Jacque Pepin is one of the most skilled, influential, and delightful chef/educators in the world. I heard him say this on technique, skill, consistency, quality and creativity. It is relevant to ALL fields of art and craft.
“First, you start with technique, because the technique — that is the manipulation, the manual dexterity of a chef — for me, is important. You have to become a technician first, whether you’re a shoemaker, or whether you’re a cabinetmaker or a jeweler or a sculptor or a surgeon, for that matter, or a cook. You have to know your trade. Or whether you’re a painter. I paint, too. You can spend two years in art school and learn how to mix yellow and blue and to make green with that and do something with your thumb or with a spatula or with a brush, and after two years, you can stand in front of a landscape and do one painting after another.
Does that make you an artist? Not really, but at that level, you’re a good technician. If you happen to have talent, however, in your hand, then what you know, the techniques themselves, make you show the talent much better. And I know a lot of chefs– and I’m not saying that in a derogatory way — small restaurant chefs, who run their restaurant, do a good food course and run the kitchen well, and they have not much talent, but they are good technicians. They can run the kitchen. The food is good; it’s okay. But if you happen to have talent and put a little love in it too, then you get to […] someone who is a great chef.
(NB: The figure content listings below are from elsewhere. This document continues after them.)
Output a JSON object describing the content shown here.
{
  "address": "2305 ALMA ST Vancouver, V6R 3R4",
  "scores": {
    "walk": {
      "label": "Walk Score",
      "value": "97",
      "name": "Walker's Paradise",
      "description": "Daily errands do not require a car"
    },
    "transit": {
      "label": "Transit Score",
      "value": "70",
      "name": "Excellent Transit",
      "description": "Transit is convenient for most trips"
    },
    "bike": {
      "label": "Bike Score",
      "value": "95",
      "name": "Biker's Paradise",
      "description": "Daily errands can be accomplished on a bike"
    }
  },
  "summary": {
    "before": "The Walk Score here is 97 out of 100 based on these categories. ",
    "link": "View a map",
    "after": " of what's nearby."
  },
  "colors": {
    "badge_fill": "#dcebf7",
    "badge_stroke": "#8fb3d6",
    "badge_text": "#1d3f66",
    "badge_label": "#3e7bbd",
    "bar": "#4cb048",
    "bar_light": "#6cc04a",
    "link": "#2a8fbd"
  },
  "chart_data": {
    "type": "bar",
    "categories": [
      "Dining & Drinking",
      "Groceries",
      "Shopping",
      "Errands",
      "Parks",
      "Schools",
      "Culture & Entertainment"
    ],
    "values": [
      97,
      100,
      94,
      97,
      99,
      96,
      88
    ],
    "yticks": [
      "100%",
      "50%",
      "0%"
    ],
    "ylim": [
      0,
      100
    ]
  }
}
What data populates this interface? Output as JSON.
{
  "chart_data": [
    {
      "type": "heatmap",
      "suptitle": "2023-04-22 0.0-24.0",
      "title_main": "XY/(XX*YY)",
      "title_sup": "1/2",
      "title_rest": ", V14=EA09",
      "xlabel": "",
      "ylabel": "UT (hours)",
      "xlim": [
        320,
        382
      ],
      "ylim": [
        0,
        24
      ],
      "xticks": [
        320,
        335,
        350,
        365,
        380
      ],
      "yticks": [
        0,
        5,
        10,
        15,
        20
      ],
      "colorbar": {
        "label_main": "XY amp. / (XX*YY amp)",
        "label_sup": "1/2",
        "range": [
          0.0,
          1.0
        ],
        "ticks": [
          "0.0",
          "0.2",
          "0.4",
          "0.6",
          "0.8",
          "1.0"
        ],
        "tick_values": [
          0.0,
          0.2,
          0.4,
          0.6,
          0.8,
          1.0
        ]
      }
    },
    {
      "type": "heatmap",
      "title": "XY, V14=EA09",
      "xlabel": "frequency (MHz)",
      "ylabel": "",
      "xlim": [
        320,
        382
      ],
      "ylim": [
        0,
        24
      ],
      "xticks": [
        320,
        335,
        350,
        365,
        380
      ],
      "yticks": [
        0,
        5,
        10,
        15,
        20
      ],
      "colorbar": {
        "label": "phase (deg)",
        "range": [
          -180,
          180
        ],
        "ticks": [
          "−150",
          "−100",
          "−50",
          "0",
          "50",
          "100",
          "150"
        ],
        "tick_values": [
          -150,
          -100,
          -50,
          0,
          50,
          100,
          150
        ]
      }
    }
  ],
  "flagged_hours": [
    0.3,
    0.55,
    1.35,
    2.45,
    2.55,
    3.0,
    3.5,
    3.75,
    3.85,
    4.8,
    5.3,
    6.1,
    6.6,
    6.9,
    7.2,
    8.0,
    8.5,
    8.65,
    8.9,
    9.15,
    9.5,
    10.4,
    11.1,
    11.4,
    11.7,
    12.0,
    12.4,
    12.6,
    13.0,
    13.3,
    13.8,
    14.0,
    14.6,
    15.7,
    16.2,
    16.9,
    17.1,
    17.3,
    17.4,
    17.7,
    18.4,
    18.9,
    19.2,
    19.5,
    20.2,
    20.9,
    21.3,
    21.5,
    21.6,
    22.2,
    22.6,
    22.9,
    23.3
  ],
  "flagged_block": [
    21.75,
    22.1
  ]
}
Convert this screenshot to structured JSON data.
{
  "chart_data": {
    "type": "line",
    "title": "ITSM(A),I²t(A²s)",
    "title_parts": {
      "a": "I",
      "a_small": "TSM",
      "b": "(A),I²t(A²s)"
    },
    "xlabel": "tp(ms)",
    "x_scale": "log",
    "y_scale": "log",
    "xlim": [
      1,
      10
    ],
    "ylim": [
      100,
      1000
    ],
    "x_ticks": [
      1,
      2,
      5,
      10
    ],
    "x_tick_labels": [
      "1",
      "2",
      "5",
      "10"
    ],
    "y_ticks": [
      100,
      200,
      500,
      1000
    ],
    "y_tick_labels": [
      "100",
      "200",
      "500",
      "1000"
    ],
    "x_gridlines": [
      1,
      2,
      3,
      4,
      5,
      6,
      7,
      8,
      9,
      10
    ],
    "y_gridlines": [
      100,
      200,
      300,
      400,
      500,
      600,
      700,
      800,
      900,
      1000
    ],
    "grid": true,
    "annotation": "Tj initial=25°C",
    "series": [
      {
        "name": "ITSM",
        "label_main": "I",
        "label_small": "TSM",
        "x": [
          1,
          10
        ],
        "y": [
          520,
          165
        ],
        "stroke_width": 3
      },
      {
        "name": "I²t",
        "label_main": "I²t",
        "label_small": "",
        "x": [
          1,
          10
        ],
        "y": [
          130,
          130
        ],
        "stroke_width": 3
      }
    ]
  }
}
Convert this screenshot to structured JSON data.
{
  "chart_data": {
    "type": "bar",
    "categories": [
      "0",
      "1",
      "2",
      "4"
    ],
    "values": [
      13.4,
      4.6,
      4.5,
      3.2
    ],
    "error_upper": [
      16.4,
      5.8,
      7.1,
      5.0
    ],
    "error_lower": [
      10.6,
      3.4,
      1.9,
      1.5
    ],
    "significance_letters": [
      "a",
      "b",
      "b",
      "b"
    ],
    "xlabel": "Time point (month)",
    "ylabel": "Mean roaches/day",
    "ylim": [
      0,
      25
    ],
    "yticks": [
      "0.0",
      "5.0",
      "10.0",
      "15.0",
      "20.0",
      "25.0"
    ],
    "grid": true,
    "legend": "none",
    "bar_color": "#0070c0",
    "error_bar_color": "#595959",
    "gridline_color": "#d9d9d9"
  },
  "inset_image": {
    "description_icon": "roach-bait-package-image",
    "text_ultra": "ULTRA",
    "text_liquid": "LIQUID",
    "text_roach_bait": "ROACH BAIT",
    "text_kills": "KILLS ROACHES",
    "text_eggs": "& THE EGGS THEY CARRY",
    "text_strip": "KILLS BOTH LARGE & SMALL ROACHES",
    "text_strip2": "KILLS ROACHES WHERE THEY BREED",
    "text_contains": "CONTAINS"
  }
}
I don’t really find anything that exciting about something new because it’s new, by itself. I would rather have a roast chicken or something like that, that I know that I can go to that restaurant, and each time, it’s just about perfect and better and better. To keep that level of consistency requires a great deal of creativity at a different level because, whether you like it or not, there are no two chickens which are the same — same amount of fat, the same amount of freshness in it or whatever, the quality of the chicken, the quality of anything else. So each time, in order to get to that same dish and have the same taste each time, then you have minute changes that happen along the way, which are sometimes conscious, and sometimes they are subconscious. But you change to adjust, adjust, adjust, and eventually, you get there. Because when you cook something again, if you learn all the technique, and you learn to see the details, it’s sort of cooking something new every time because you have to adjust every time. I tell you, the guy who does it behind the stove, after maybe 2,000 times that he’s done it in the last five years he’s there, for that to be perfect each time he does it requires a great deal of knowledge to have that type of consistency. It’s quite difficult, and that’s where a restaurant is made — by being consistent and good each time you go, regardless of whether it’s new or not. It’s always new to a certain extent because it’s never really the same.”